可是卡格里奧斯特羅仍象往常那樣平靜地看著她。
「您看,奧利瓦,」他說,「現在您要把您的愛情獻給我了,我……」
「怎麼樣呢!」她緋紅著臉說。
「即使您把可愛的身子獻給我,我也會拒絕的。我僅僅是喜歡激起您真正的、純潔的、摒棄任何物質利益的感情。您原來以為我是在謀求私利,您就受了我的支配。您以為自己已經盡到責任了,我卻以為您還要更知道感恩一些,而不是象現在這樣敏感;更要覺得提心弔膽些,而不是這麼情意綿綿。我們還是保持原來的關係吧。在這方面我要完成您的願望。對您所有的感情好意,我早就心中有數了。」
奧利瓦無力地垂下了她兩條美麗的胳膊,滿臉羞慚地走了開去。她沒有估計到卡格里奧斯特羅會這樣俠義忠腸,她感到屈辱,上了當。
「那麼,」伯爵說,「那麼,我親愛的奧利瓦,我們就這樣說定了,您還是把我當成一個朋友,您可以完全信任我,您可以使用我的房子,我的錢和我的聲望,還有……」
「還有,我要說,」奧利瓦說,「在這個世界上有些人比我所有認識的人都要高尚得多。」
她說這幾句話時的迷人和莊重的神態在這個過去叫做巴爾薩摩的人的靈魂上刻上了一道深深的印痕。

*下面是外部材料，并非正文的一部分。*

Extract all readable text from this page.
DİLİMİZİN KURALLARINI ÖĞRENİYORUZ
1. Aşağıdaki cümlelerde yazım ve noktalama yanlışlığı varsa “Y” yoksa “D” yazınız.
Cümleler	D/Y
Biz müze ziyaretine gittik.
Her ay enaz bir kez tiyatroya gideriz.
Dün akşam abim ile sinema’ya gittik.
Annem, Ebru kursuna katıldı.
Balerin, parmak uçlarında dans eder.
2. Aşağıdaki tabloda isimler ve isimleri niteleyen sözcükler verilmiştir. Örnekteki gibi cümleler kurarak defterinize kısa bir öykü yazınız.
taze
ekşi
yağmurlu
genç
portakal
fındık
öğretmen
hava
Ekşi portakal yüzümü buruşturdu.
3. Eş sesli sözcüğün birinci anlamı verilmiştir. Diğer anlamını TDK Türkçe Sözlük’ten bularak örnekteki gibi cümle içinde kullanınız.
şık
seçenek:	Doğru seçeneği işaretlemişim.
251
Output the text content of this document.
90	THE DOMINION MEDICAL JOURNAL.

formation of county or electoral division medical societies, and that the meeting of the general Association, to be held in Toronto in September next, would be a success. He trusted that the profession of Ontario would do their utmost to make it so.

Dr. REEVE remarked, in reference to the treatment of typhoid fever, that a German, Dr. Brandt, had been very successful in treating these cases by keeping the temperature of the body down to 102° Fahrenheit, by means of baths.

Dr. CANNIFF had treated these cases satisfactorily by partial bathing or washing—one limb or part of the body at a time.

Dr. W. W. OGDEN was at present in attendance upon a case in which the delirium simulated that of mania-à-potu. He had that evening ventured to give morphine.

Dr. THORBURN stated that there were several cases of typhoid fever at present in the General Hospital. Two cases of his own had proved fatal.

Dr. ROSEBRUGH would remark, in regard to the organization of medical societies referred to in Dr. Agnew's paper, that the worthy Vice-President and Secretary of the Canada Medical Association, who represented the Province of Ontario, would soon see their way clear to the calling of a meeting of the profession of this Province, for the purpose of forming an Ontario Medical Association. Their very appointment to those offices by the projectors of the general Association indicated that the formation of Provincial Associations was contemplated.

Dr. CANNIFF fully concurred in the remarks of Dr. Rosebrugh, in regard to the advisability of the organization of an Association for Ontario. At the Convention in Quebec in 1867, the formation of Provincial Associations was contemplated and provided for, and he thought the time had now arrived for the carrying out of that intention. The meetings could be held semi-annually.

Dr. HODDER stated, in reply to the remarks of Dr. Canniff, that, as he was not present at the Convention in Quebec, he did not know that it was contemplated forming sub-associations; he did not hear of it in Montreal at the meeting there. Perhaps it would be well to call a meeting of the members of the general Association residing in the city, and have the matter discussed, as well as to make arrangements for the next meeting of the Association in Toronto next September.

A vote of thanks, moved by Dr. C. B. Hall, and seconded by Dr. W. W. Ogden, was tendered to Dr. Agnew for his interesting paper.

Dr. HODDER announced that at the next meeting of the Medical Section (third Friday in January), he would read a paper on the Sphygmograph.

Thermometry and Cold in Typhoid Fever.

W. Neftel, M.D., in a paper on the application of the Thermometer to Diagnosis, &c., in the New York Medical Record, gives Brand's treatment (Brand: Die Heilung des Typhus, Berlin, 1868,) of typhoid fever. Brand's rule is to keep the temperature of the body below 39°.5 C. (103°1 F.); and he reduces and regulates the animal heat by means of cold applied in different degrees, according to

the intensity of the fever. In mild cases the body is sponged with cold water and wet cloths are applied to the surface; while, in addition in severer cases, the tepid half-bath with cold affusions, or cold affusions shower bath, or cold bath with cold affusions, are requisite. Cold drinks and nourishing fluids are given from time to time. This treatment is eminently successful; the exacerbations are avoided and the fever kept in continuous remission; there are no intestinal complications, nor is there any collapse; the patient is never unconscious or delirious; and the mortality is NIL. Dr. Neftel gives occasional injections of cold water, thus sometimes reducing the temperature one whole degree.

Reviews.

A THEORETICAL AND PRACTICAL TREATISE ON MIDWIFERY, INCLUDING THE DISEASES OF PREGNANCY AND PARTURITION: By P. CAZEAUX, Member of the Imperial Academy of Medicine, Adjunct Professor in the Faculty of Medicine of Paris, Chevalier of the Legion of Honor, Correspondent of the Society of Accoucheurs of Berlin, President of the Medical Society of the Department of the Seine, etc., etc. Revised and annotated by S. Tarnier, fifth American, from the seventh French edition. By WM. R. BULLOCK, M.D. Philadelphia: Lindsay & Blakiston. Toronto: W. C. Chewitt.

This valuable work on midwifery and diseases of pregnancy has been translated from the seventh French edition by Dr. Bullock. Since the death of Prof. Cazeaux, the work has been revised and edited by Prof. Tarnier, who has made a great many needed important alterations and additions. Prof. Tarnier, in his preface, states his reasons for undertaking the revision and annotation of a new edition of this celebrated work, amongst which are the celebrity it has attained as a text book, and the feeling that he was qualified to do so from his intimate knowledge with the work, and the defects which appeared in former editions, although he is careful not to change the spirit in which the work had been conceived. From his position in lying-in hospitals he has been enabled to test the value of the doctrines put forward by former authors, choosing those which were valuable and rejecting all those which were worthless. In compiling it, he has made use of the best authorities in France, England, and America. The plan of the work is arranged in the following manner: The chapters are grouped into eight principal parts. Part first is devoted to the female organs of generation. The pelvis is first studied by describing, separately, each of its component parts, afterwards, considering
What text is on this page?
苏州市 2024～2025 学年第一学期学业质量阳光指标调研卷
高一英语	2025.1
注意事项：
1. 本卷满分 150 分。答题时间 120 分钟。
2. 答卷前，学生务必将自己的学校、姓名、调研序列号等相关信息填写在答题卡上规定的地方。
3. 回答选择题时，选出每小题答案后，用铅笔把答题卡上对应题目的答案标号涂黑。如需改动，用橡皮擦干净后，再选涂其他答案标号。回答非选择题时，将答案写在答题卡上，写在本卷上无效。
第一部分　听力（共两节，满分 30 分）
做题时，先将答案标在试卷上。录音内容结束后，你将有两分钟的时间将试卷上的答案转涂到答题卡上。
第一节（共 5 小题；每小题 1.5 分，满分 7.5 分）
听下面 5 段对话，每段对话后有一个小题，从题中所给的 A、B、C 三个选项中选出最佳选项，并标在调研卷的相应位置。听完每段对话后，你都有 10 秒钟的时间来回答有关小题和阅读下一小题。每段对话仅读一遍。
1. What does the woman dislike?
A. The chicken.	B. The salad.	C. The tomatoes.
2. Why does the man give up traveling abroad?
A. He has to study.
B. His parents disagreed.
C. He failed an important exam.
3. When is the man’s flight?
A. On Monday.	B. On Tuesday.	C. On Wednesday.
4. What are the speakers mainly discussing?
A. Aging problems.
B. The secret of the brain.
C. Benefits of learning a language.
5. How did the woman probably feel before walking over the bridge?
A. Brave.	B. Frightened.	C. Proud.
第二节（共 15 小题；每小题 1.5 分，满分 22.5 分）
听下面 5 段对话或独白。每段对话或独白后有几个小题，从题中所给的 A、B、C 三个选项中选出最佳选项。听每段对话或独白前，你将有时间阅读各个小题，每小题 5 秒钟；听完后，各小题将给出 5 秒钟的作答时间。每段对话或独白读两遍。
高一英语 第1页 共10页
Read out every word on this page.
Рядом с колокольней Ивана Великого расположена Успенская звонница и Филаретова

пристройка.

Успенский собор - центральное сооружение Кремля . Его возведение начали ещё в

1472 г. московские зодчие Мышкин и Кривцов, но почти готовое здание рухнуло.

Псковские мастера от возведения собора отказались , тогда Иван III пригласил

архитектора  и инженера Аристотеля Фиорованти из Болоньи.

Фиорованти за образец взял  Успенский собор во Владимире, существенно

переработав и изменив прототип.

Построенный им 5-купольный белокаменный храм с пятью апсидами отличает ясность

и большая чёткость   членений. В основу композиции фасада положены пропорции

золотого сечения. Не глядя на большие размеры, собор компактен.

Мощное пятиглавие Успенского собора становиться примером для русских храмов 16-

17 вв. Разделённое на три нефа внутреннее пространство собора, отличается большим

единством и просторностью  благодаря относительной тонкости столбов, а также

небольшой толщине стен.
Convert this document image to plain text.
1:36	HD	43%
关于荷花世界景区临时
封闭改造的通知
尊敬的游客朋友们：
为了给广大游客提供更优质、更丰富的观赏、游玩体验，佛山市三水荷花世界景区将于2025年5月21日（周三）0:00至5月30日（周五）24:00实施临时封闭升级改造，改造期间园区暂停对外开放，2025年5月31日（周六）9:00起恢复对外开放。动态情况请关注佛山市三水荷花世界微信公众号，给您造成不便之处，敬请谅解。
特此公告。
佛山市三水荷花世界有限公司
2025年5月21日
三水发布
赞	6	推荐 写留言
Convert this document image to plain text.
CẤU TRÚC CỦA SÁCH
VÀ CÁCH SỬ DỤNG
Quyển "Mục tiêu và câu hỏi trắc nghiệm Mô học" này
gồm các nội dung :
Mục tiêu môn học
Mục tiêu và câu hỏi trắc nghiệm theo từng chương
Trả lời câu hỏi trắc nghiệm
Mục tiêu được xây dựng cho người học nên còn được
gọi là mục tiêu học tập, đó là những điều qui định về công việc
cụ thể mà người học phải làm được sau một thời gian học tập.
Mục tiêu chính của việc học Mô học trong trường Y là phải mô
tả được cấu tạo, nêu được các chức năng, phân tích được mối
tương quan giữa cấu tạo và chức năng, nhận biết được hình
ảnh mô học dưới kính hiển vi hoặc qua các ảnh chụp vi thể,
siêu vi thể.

「任何女人都是善良的,」他思忖著,「只要觸到了通身她心靈的一根弦。」
隨後,他向尼科爾走近去說:
「從今晚開始,您住到這座宅邸的最高一層去,那是一套有三個房間的套房,從那裡可以觀察到林蔭大道和聖·克洛德街。窗口朝著枚尼爾蒙唐和貝勒維爾。有幾個人會在那兒看到您,他們都是些安分守己的善良的鄰居,用不著怕他們。他們沒有交際來往,也不會對您說三道四。您就讓他們看您好了,可是您也別過分暴露,特別是決不要讓行人看到,因為有時候聖·克洛德街上會有克羅斯納先生的密探在查訪。在那兒,至少您能曬到太陽。」
奧利瓦高興地拍起手來。
「要不要我帶您到那兒去?」卡格里奧斯特羅問。
「今兒晚上嗎?」
「當然嘍,今天晚上,您不方便嗎?」
奧利瓦久久地凝視著卡格里奧斯特羅,一個朦朧的希望又回到了她的心坎里,或者說是回到了她邪惡的腦袋裡。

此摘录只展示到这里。